Another Union Conference Votes to Urge the Regular Ordination of Women Clergy
by AT News Team
The Columbia Union Conference has joined the Mid-America Union Conference in a vote of support for the regular ordination of women who serve as pastors in the Seventh-day Adventist Church. In the last few days the executive committee during its spring meeting renewed its request to authorize such ordinations. This request was originally made nearly a quarter century ago.
The intention of the church administrators, pastors, educators and lay representatives involved was to “propel the subject of women in ministry to the top of [the] agenda this year,” according to a statement from the union conference’s communication office. To items were voted, to establish a committee to recommend ways to affirm women serving in pastoral ministry in its eight-state region and to renew “our previous action requesting the NAD to grant us permission to ordain women in ministry.”
This is not a surprising development. On several occasions this executive body has voted ordination approval for specific pastors who happened to be women. The General Conference Working Policy gives union conferences the final approval in ordaining clergy. There have been repeated communications between the leadership of the Columbia Union Conference and General Conference administration. The committee has in the past been brief on these conversations and heard an informal report that the former GC president, Pastor Jan Paulsen, hoped that the GC executive committee would open the way.
Evidence of the strong feelings on this topic held by the members of the committee is the fact that they asked the study committee to report back at their next meeting on May 17. The study committee includes representatives from each local conference and has been assigned five tasks. (1) “Review past history of Columbia Union practice. (2) Review biblical and Spirit of Prophecy mandates regarding the role of women in ministry. (3) Review Columbia Union Conference Bylaws and General Conference/NAD policies. (4) Study and review cultural implications regarding women in ministry. (5) Recommend to Columbia Union Executive Committee appropriate initiatives for supporting women in ministry.”
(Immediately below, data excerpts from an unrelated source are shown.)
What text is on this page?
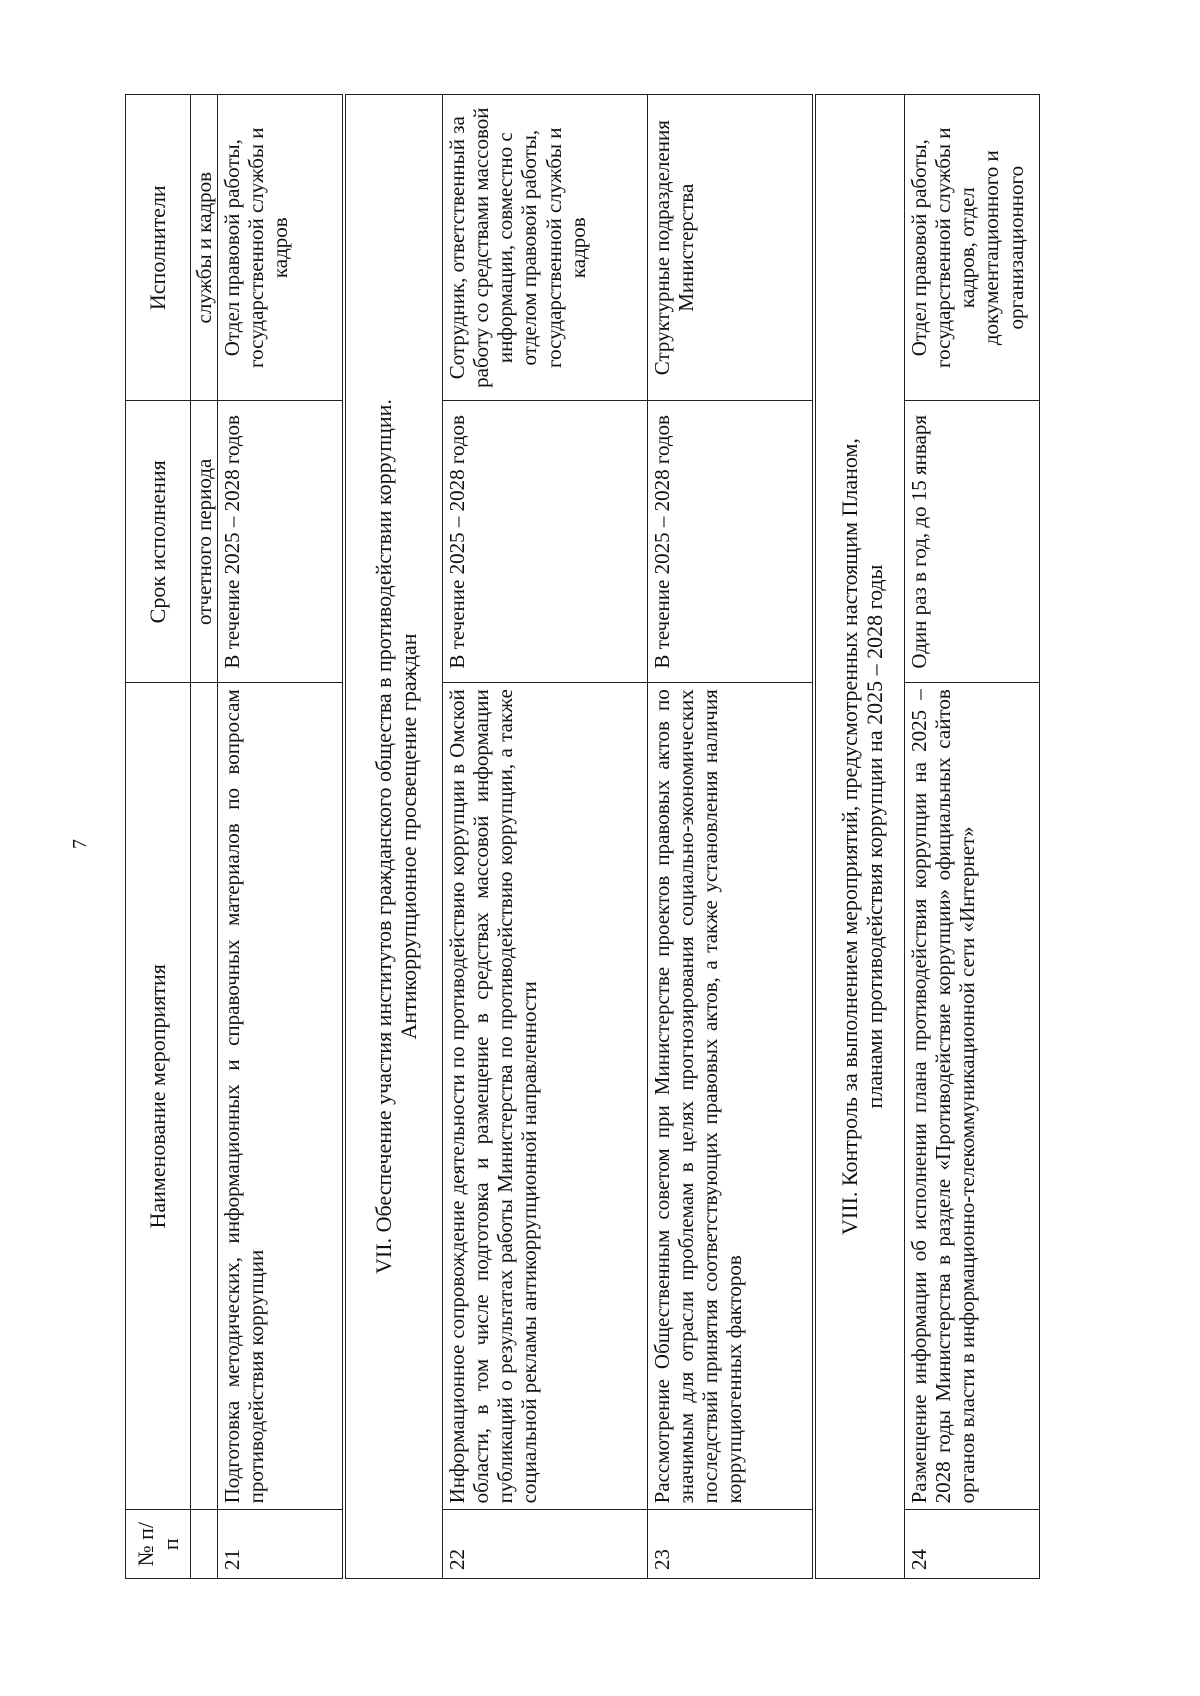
7
№ п/п	Наименование мероприятия	Срок исполнения	Исполнители
		отчетного периода	службы и кадров
21	Подготовка методических, информационных и справочных материалов по вопросам противодействия коррупции	В течение 2025 – 2028 годов	Отдел правовой работы, государственной службы и кадров

VII. Обеспечение участия институтов гражданского общества в противодействии коррупции. Антикоррупционное просвещение граждан			

22	Информационное сопровождение деятельности по противодействию коррупции в Омской области, в том числе подготовка и размещение в средствах массовой информации публикаций о результатах работы Министерства по противодействию коррупции, а также социальной рекламы антикоррупционной направленности	В течение 2025 – 2028 годов	Сотрудник, ответственный за работу со средствами массовой информации, совместно с отделом правовой работы, государственной службы и кадров
23	Рассмотрение Общественным советом при Министерстве проектов правовых актов по значимым для отрасли проблемам в целях прогнозирования социально-экономических последствий принятия соответствующих правовых актов, а также установления наличия коррупциогенных факторов	В течение 2025 – 2028 годов	Структурные подразделения Министерства

VIII. Контроль за выполнением мероприятий, предусмотренных настоящим Планом, планами противодействия коррупции на 2025 – 2028 годы			

24	Размещение информации об исполнении плана противодействия коррупции на 2025 – 2028 годы Министерства в разделе «Противодействие коррупции» официальных сайтов органов власти в информационно-телекоммуникационной сети «Интернет»	Один раз в год, до 15 января	Отдел правовой работы, государственной службы и кадров, отдел документационного и организационного
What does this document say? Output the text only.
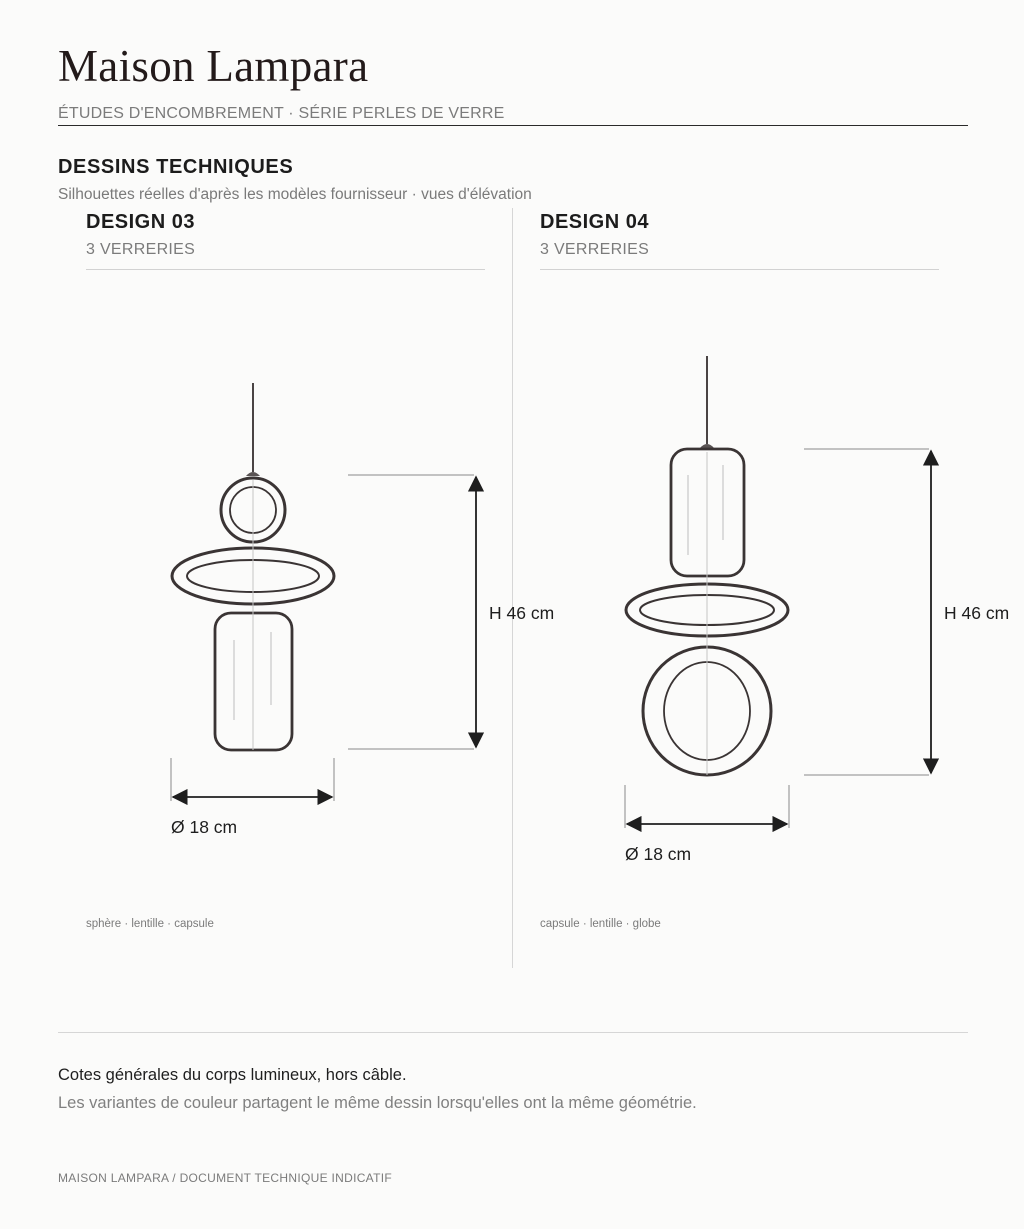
Maison Lampara
ÉTUDES D'ENCOMBREMENT · SÉRIE PERLES DE VERRE
DESSINS TECHNIQUES
Silhouettes réelles d'après les modèles fournisseur · vues d'élévation
DESIGN 03
3 VERRERIES
DESIGN 04
3 VERRERIES
H 46 cm
Ø 18 cm
H 46 cm
Ø 18 cm
sphère · lentille · capsule	capsule · lentille · globe
Cotes générales du corps lumineux, hors câble.
Les variantes de couleur partagent le même dessin lorsqu'elles ont la même géométrie.
MAISON LAMPARA / DOCUMENT TECHNIQUE INDICATIF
Many Seventh-day Adventists in North America, Europe, Australia and other places continue to feel very strongly that the failure of the denomination to move ahead on this issue is causing a large share of young people who grow up in the church to drop out. Research has shown that most Adventist teens and young adults see the denomination’s current position as out of touch with contemporary realities and do not buy the argument that to ordain women pastors is unbiblical.
General Conference President Ted N. C. Wilson announced in 2010 that this issue would be studied again and the GC executive committee has announced a theological study process. David Newman, the editor of Adventist Today, recently announced his intention to retire as senior pastor of New Hope Church near Baltimore in July and pursue a PhD program in the U.K. to complete an in-depth study of the topic of ordination.
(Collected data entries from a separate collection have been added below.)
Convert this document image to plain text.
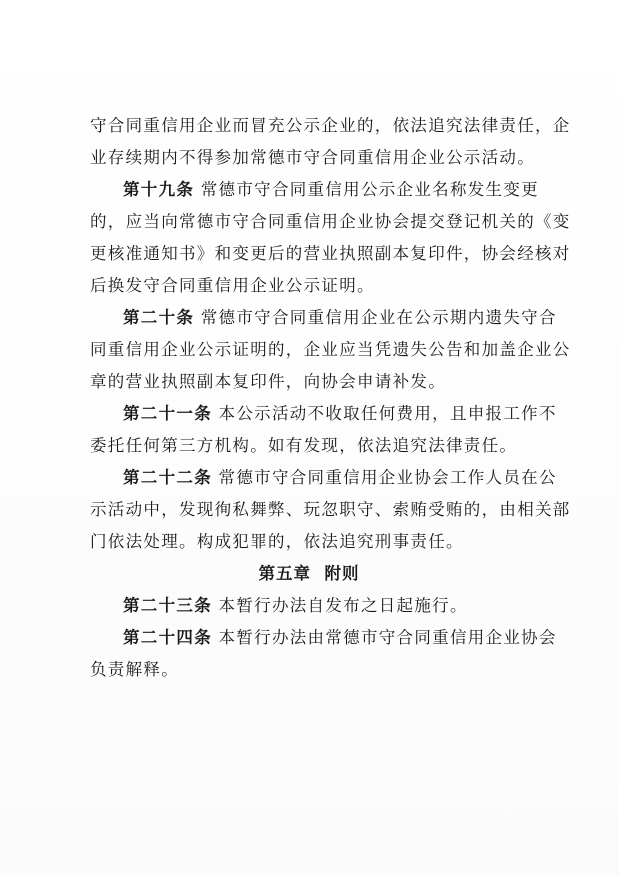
守合同重信用企业而冒充公示企业的，依法追究法律责任，企
业存续期内不得参加常德市守合同重信用企业公示活动。
第十九条 常德市守合同重信用公示企业名称发生变更
的，应当向常德市守合同重信用企业协会提交登记机关的《变
更核准通知书》和变更后的营业执照副本复印件，协会经核对
后换发守合同重信用企业公示证明。
第二十条 常德市守合同重信用企业在公示期内遗失守合
同重信用企业公示证明的，企业应当凭遗失公告和加盖企业公
章的营业执照副本复印件，向协会申请补发。
第二十一条 本公示活动不收取任何费用，且申报工作不
委托任何第三方机构。如有发现，依法追究法律责任。
第二十二条 常德市守合同重信用企业协会工作人员在公
示活动中，发现徇私舞弊、玩忽职守、索贿受贿的，由相关部
门依法处理。构成犯罪的，依法追究刑事责任。
第五章  附则
第二十三条 本暂行办法自发布之日起施行。
第二十四条 本暂行办法由常德市守合同重信用企业协会
负责解释。
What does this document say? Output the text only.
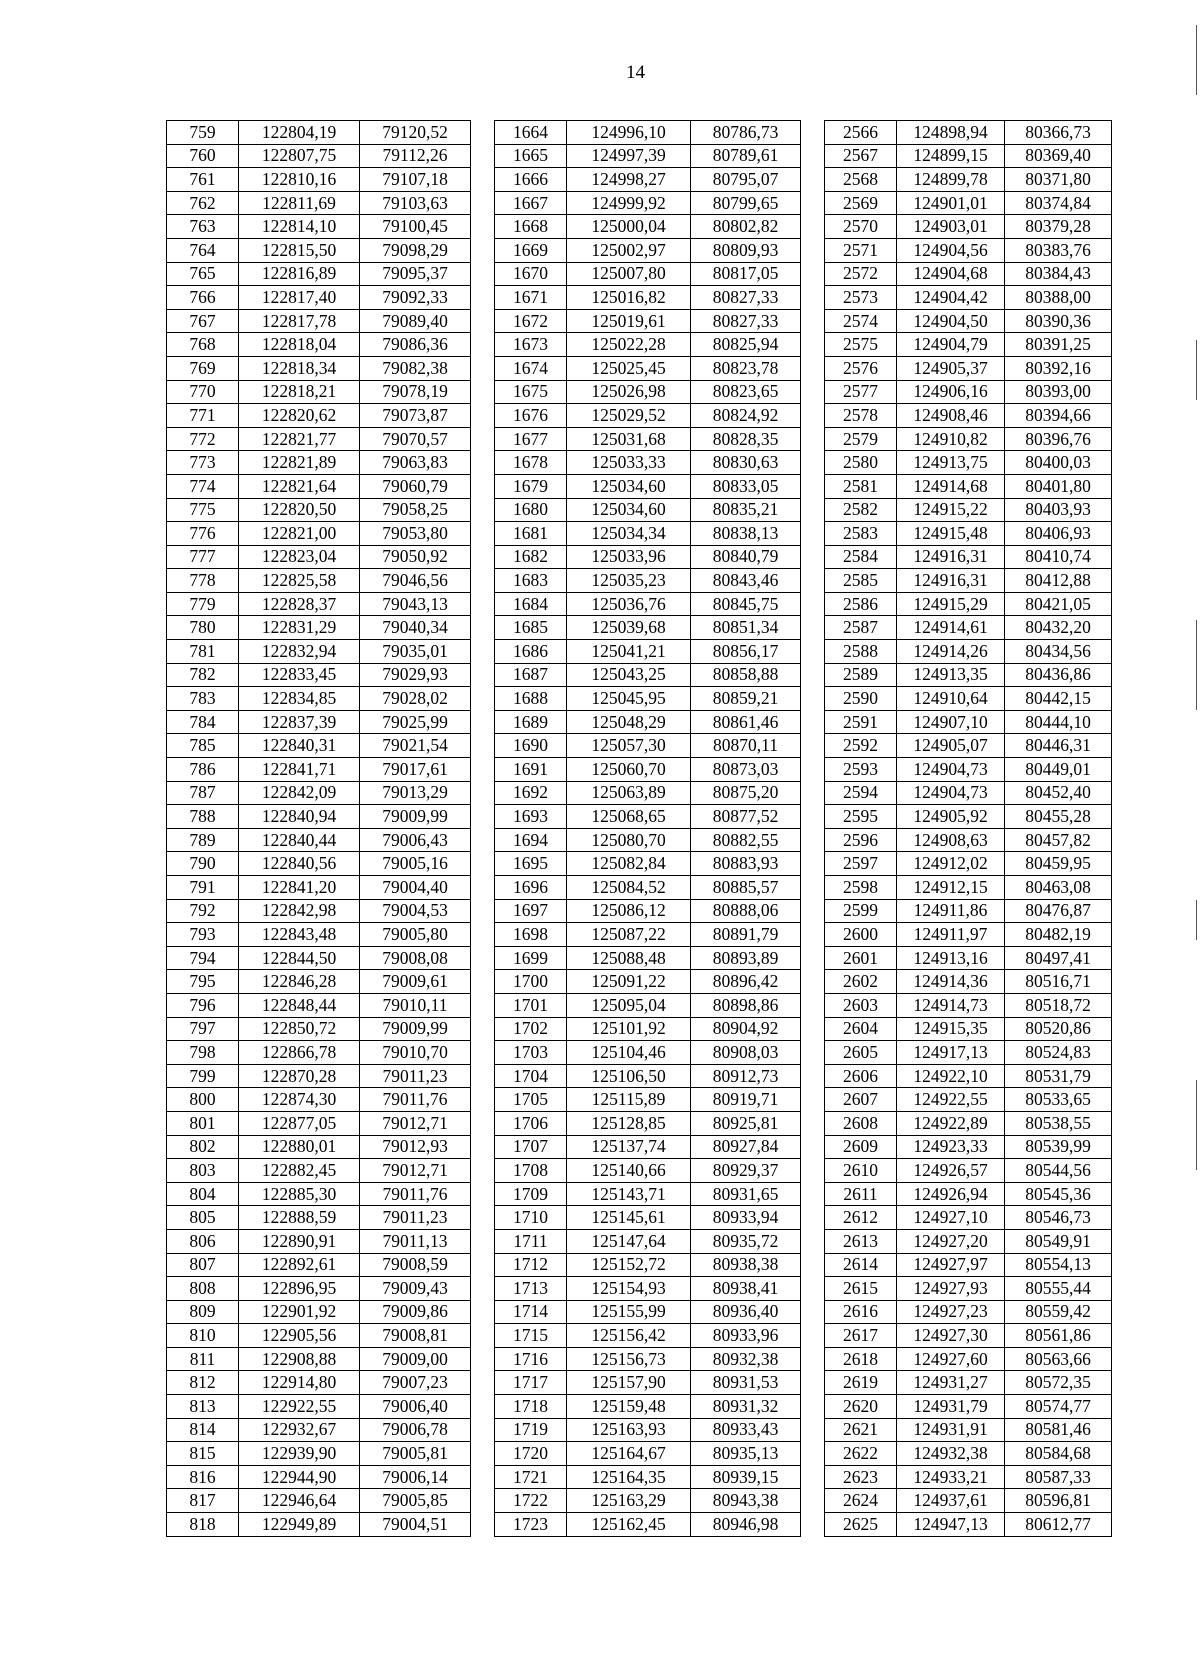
14
759	122804,19	79120,52		1664	124996,10	80786,73		2566	124898,94	80366,73
760	122807,75	79112,26		1665	124997,39	80789,61		2567	124899,15	80369,40
761	122810,16	79107,18		1666	124998,27	80795,07		2568	124899,78	80371,80
762	122811,69	79103,63		1667	124999,92	80799,65		2569	124901,01	80374,84
763	122814,10	79100,45		1668	125000,04	80802,82		2570	124903,01	80379,28
764	122815,50	79098,29		1669	125002,97	80809,93		2571	124904,56	80383,76
765	122816,89	79095,37		1670	125007,80	80817,05		2572	124904,68	80384,43
766	122817,40	79092,33		1671	125016,82	80827,33		2573	124904,42	80388,00
767	122817,78	79089,40		1672	125019,61	80827,33		2574	124904,50	80390,36
768	122818,04	79086,36		1673	125022,28	80825,94		2575	124904,79	80391,25
769	122818,34	79082,38		1674	125025,45	80823,78		2576	124905,37	80392,16
770	122818,21	79078,19		1675	125026,98	80823,65		2577	124906,16	80393,00
771	122820,62	79073,87		1676	125029,52	80824,92		2578	124908,46	80394,66
772	122821,77	79070,57		1677	125031,68	80828,35		2579	124910,82	80396,76
773	122821,89	79063,83		1678	125033,33	80830,63		2580	124913,75	80400,03
774	122821,64	79060,79		1679	125034,60	80833,05		2581	124914,68	80401,80
775	122820,50	79058,25		1680	125034,60	80835,21		2582	124915,22	80403,93
776	122821,00	79053,80		1681	125034,34	80838,13		2583	124915,48	80406,93
777	122823,04	79050,92		1682	125033,96	80840,79		2584	124916,31	80410,74
778	122825,58	79046,56		1683	125035,23	80843,46		2585	124916,31	80412,88
779	122828,37	79043,13		1684	125036,76	80845,75		2586	124915,29	80421,05
780	122831,29	79040,34		1685	125039,68	80851,34		2587	124914,61	80432,20
781	122832,94	79035,01		1686	125041,21	80856,17		2588	124914,26	80434,56
782	122833,45	79029,93		1687	125043,25	80858,88		2589	124913,35	80436,86
783	122834,85	79028,02		1688	125045,95	80859,21		2590	124910,64	80442,15
784	122837,39	79025,99		1689	125048,29	80861,46		2591	124907,10	80444,10
785	122840,31	79021,54		1690	125057,30	80870,11		2592	124905,07	80446,31
786	122841,71	79017,61		1691	125060,70	80873,03		2593	124904,73	80449,01
787	122842,09	79013,29		1692	125063,89	80875,20		2594	124904,73	80452,40
788	122840,94	79009,99		1693	125068,65	80877,52		2595	124905,92	80455,28
789	122840,44	79006,43		1694	125080,70	80882,55		2596	124908,63	80457,82
790	122840,56	79005,16		1695	125082,84	80883,93		2597	124912,02	80459,95
791	122841,20	79004,40		1696	125084,52	80885,57		2598	124912,15	80463,08
792	122842,98	79004,53		1697	125086,12	80888,06		2599	124911,86	80476,87
793	122843,48	79005,80		1698	125087,22	80891,79		2600	124911,97	80482,19
794	122844,50	79008,08		1699	125088,48	80893,89		2601	124913,16	80497,41
795	122846,28	79009,61		1700	125091,22	80896,42		2602	124914,36	80516,71
796	122848,44	79010,11		1701	125095,04	80898,86		2603	124914,73	80518,72
797	122850,72	79009,99		1702	125101,92	80904,92		2604	124915,35	80520,86
798	122866,78	79010,70		1703	125104,46	80908,03		2605	124917,13	80524,83
799	122870,28	79011,23		1704	125106,50	80912,73		2606	124922,10	80531,79
800	122874,30	79011,76		1705	125115,89	80919,71		2607	124922,55	80533,65
801	122877,05	79012,71		1706	125128,85	80925,81		2608	124922,89	80538,55
802	122880,01	79012,93		1707	125137,74	80927,84		2609	124923,33	80539,99
803	122882,45	79012,71		1708	125140,66	80929,37		2610	124926,57	80544,56
804	122885,30	79011,76		1709	125143,71	80931,65		2611	124926,94	80545,36
805	122888,59	79011,23		1710	125145,61	80933,94		2612	124927,10	80546,73
806	122890,91	79011,13		1711	125147,64	80935,72		2613	124927,20	80549,91
807	122892,61	79008,59		1712	125152,72	80938,38		2614	124927,97	80554,13
808	122896,95	79009,43		1713	125154,93	80938,41		2615	124927,93	80555,44
809	122901,92	79009,86		1714	125155,99	80936,40		2616	124927,23	80559,42
810	122905,56	79008,81		1715	125156,42	80933,96		2617	124927,30	80561,86
811	122908,88	79009,00		1716	125156,73	80932,38		2618	124927,60	80563,66
812	122914,80	79007,23		1717	125157,90	80931,53		2619	124931,27	80572,35
813	122922,55	79006,40		1718	125159,48	80931,32		2620	124931,79	80574,77
814	122932,67	79006,78		1719	125163,93	80933,43		2621	124931,91	80581,46
815	122939,90	79005,81		1720	125164,67	80935,13		2622	124932,38	80584,68
816	122944,90	79006,14		1721	125164,35	80939,15		2623	124933,21	80587,33
817	122946,64	79005,85		1722	125163,29	80943,38		2624	124937,61	80596,81
818	122949,89	79004,51		1723	125162,45	80946,98		2625	124947,13	80612,77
The Columbia Union Conference statement promised that more information will be released after the “committee’s report to the Executive Committee on May 17.” A retired denominational officer pointed out to Adventist Today that the GC in Session approved the ordination of women in 1881 and when the issue was brought back to the 1990 Session in Indianapolis, the official decision includes a statement that study of the Bible and the writings of Ellen White do not prohibit this step. “Look at the minutes. It explicitly states that the decision not to move ahead with ordination of women was due to unity, not for doctrinal reasons.”
Despite that history, there are Adventists who strongly oppose the idea, believing it to be unbiblical. Large majorities of delegates from outside the western world voted against the 1995 request of the North American Division to decide the issue within its territory, although there is no clear evidence as to why they took this position. Some Adventist leaders from the southern hemisphere have suggested privately that it may be a concern about unity and not a full conclusion on the Bible foundation. More recently the GC Officers have allowed the Adventist Church in China to do what the NAD requested in 1995 without taking the decision to any public meeting.